Zusammenfassung für den Alltag

  • Das Ziel: Nachrichten so verschlüsseln, dass sie nicht kopiert werden können, um sie später zu knacken.
  • Die alte Annahme: Dafür brauchen wir sehr starke, komplexe mathematische Schlösser.
  • Die neue Entdeckung: Wir brauchen keine komplexen Schlösser. Wenn wir Zugriff auf einen riesigen, zufälligen Quanten-Raum haben, reicht das völlig aus.
  • Die Methode: Sie haben einen cleveren Trick gefunden, um zu beweisen, dass ein Hacker nicht merken kann, ob er in einem echten Zufallsraum ist oder in einem Raum, den die Forscher heimlich in Teile geschnitten haben, um die Sicherheit zu testen.

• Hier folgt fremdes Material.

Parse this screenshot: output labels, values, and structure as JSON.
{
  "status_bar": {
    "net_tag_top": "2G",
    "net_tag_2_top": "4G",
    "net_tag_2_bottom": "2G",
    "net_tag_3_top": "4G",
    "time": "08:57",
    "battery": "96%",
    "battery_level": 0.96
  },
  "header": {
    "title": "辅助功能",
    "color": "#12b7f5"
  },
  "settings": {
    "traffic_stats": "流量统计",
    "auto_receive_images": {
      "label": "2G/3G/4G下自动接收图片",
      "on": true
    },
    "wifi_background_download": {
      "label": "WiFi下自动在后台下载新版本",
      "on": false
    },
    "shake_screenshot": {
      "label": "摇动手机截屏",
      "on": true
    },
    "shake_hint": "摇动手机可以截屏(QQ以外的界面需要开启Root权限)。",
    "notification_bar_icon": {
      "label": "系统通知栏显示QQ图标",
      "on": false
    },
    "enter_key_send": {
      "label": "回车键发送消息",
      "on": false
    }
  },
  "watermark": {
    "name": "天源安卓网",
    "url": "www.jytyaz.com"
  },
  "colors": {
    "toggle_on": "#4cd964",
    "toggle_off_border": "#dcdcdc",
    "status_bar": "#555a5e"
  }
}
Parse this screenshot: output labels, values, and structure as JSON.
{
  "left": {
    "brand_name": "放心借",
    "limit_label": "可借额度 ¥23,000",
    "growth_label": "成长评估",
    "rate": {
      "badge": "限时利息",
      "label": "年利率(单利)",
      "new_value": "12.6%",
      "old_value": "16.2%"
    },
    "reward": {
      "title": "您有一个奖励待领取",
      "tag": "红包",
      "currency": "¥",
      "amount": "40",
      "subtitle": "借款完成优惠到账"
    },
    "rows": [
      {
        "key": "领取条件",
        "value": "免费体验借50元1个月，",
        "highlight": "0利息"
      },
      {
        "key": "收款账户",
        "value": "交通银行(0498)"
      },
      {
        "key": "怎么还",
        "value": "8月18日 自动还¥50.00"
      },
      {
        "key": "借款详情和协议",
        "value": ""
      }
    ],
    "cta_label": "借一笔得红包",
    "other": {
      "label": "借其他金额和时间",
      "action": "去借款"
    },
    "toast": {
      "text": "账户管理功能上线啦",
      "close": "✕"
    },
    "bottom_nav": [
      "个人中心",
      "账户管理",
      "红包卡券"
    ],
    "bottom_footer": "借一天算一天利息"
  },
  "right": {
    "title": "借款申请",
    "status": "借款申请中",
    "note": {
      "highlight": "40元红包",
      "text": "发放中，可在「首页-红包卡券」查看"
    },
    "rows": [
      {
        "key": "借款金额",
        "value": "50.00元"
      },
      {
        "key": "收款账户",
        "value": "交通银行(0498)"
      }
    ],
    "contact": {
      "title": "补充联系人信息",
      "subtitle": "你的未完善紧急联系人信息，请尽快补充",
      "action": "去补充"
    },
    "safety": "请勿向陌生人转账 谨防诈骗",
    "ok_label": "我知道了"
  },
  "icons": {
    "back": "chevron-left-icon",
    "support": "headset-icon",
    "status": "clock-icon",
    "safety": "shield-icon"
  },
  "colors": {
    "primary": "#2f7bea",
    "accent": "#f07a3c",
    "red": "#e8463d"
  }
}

Fazit: Die Autoren haben gezeigt, dass „Unclonable Encryption" nicht nur ein theoretisches Konzept für eine perfekte Welt ist, sondern in einer Welt existieren kann, die noch chaotischer und zufälliger ist, als wir dachten. Sie haben den Weg geebnet für Verschlüsselung, die auf reinem Quanten-Zufall basiert, statt auf komplexer Mathematik.